You’re having a bad day and you’re feeling absolutely dreadful. Give this terrible feeling a name. Angry? Sad? Anxious? Don’t try to suppress your emotions, just label it as such and move on.

Just doing this simple act can reduce the impact of the negative feeling. There is solid research to back this up.

In a study titled Putting Feelings into Words, participants viewed pictures of people with emotional facial expressions. Predictably, each participant’s amygdala activated to the emotions in the picture. But when they were asked to name the emotion, the ventrolateral prefrontal cortex activated and reduced the emotional amygdala reactivity. In other words, consciously recognizing the emotions reduced their impact.

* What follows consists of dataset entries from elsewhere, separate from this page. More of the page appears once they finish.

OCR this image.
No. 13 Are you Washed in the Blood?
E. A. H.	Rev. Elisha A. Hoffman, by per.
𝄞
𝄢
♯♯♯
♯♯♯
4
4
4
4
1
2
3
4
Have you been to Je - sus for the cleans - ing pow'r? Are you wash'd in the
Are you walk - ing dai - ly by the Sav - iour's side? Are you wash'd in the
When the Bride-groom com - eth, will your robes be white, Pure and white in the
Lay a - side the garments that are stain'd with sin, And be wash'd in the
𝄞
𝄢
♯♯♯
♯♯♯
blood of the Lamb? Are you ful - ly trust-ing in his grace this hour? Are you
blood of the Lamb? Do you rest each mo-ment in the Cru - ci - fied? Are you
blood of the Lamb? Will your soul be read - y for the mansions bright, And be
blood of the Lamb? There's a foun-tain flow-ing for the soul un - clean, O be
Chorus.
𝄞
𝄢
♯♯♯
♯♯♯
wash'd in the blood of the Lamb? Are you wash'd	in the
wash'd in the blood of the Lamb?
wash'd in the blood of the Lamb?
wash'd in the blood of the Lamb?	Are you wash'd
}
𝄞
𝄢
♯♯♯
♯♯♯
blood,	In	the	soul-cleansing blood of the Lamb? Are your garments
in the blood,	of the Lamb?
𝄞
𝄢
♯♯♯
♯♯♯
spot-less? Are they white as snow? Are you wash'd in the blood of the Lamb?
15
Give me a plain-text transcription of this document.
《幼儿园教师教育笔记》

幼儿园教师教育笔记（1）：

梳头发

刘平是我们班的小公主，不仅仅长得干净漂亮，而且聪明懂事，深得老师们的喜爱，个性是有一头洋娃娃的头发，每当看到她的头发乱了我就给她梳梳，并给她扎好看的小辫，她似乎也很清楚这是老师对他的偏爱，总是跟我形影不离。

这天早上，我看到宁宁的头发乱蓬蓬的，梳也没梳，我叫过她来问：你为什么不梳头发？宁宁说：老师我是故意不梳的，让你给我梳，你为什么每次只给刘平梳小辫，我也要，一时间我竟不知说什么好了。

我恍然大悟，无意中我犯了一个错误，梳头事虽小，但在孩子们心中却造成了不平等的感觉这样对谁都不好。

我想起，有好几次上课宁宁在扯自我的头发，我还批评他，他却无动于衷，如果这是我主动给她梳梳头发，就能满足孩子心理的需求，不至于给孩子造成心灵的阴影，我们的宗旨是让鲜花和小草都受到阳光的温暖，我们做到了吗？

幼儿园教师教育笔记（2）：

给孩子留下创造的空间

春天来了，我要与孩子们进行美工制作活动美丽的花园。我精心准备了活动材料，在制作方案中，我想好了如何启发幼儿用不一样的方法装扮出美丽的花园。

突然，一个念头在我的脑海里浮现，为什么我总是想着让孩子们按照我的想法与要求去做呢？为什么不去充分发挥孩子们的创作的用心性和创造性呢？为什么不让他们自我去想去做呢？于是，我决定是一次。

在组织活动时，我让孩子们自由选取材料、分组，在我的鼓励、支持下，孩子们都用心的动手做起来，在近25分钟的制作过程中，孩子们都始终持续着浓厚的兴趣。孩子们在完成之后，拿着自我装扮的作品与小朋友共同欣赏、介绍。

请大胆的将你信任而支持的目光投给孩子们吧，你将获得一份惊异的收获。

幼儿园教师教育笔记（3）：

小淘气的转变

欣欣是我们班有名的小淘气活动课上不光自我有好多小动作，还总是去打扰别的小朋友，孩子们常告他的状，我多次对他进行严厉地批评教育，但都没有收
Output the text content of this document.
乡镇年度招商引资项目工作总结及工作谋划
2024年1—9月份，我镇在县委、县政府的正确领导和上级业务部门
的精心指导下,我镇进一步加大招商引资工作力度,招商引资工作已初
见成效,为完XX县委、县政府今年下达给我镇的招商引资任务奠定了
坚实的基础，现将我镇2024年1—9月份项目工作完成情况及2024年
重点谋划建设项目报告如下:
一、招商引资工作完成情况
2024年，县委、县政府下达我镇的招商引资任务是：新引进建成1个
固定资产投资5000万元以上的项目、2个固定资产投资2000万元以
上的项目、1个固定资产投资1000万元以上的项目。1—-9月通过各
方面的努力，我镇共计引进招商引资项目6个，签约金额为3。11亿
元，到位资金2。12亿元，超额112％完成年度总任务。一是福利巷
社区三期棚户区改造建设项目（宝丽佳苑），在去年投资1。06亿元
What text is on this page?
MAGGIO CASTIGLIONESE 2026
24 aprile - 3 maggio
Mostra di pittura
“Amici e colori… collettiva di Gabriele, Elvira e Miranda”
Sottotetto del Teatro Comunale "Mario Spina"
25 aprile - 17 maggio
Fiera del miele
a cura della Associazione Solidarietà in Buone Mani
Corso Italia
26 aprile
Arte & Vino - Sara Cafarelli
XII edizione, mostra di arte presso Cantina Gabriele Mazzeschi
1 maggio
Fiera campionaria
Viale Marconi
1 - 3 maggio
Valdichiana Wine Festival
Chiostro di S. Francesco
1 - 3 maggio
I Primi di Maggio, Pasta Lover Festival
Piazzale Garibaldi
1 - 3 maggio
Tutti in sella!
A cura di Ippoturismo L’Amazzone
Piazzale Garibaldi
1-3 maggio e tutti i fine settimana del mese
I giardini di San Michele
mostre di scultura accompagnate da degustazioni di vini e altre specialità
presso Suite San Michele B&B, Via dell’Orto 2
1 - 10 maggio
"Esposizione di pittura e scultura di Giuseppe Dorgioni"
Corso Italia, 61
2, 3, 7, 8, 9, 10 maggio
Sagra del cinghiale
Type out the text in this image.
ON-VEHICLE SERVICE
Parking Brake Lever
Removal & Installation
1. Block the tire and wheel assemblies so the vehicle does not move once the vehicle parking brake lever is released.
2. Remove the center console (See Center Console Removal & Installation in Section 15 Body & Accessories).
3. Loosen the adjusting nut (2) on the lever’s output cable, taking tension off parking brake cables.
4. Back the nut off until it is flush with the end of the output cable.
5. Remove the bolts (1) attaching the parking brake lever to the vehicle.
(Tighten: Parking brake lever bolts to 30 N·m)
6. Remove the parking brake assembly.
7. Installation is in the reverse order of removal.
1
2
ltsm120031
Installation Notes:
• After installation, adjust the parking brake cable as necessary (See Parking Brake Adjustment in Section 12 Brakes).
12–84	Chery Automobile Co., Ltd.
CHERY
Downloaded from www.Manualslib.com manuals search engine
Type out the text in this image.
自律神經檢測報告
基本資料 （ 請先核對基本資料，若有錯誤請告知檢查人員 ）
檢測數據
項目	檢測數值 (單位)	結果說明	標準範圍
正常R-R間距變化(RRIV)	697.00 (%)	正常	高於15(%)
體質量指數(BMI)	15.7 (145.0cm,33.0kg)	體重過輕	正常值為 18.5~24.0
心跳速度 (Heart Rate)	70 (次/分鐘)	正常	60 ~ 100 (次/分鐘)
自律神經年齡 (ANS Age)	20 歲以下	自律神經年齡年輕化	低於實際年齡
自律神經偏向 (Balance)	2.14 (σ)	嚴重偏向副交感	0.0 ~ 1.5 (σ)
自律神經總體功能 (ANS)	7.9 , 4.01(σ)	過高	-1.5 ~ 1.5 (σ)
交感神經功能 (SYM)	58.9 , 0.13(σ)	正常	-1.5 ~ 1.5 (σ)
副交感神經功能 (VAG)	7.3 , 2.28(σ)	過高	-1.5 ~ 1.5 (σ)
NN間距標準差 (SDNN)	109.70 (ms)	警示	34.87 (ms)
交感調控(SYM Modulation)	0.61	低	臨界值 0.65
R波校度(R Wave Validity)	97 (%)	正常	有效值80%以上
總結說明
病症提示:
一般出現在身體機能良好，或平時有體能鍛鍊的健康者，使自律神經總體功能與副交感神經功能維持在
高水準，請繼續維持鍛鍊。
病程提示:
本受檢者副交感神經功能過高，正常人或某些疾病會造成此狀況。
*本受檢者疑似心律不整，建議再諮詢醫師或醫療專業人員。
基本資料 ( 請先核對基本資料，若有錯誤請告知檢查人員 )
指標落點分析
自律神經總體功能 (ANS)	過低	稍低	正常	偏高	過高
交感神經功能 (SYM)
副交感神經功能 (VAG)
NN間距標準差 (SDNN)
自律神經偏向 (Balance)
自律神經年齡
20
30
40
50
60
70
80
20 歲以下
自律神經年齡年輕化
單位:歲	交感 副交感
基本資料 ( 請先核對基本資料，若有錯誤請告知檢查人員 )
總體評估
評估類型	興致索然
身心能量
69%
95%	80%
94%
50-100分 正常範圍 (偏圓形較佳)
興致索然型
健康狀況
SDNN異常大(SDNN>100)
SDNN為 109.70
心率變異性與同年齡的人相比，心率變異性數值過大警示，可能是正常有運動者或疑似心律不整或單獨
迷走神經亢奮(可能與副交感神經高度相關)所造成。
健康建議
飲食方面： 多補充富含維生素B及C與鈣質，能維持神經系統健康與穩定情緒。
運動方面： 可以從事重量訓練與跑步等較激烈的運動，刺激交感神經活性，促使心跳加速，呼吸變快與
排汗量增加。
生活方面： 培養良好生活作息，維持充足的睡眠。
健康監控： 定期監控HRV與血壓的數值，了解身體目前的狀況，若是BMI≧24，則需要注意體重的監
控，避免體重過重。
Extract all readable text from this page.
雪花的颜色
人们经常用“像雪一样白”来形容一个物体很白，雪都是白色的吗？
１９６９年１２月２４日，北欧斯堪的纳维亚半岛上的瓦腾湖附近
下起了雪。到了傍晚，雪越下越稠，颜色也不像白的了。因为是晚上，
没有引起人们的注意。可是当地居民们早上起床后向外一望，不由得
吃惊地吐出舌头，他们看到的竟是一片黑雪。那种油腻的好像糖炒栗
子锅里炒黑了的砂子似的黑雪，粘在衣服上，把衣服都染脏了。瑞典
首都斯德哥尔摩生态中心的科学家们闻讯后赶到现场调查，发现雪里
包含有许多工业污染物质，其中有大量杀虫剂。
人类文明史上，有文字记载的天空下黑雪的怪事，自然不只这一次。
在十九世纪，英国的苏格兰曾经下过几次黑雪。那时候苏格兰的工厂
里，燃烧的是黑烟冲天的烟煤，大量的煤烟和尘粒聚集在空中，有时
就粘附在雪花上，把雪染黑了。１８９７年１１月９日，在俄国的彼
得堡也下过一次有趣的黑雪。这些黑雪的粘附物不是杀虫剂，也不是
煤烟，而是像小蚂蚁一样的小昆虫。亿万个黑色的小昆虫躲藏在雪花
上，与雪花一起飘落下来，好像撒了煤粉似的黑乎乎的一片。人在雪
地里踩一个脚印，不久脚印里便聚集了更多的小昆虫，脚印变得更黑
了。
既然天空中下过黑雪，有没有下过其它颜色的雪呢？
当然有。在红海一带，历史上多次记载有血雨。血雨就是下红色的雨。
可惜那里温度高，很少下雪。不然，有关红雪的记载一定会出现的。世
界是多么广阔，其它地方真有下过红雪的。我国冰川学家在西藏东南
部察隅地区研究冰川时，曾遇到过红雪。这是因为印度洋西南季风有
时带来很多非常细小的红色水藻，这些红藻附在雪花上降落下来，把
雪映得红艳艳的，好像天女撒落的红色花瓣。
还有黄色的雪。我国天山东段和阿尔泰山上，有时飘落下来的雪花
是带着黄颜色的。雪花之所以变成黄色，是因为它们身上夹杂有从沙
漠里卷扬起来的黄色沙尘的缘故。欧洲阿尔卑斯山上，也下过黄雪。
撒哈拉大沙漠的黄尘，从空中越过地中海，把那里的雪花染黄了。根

Once again, this is where mindfulness meditation can help you. Labeling negative emotions is one of the fundamental principles of mindfulness.

To learn how to make meditation a daily habit, read this post.

3) Make That Decision

Neuroscience shows that making decisions reduces worry and anxiety and helps you solve problems. When you make a decision, your brain feels you have more control and this feeling of control reduces stress and anxiety.

According to brain studies, making a decision also gives you a pleasure boost.

For instance, if you are going to gym just because you have to, it’s not really a voluntary decision. Your brain doesn’t get the pleasure boost and may even feel stress. But if you decide to go to the gym and actively choose to do your workouts, your brain gets a dopamine boost and you’ll feel happy.




4) Hug Someone

The quality of your relationships plays a big role in keeping you happy.

This is what UCLA neuroscience researcher Alex Korb PhD has to say in his groundbreaking book, The Upward Spiral: Using Neuroscience to Reverse the Course of Depression, One Small Change at a Time.

“A hug, especially a long one, releases a neurotransmitter and hormone oxytocin, which reduces the reactivity of the amygdale. The amygdala is the integrative center in the brain that plays a key role in processing our emotions, emotional behavior and motivation.”

So in order to boost your happiness, spend more time with your friends and family.

Summary

Here’s what neuroscience says will make you happy:

  • Express gratitude. Ask “What am I grateful for?”
  • Label negative feelings. Give your negative feeling a name so that your brain isn’t bothered by it anymore.
  • Make a decision. When you make a decision, your brain feels you have more control.
  • Hug someone. Improve the quality of your relationships. Spend more time with friends and family.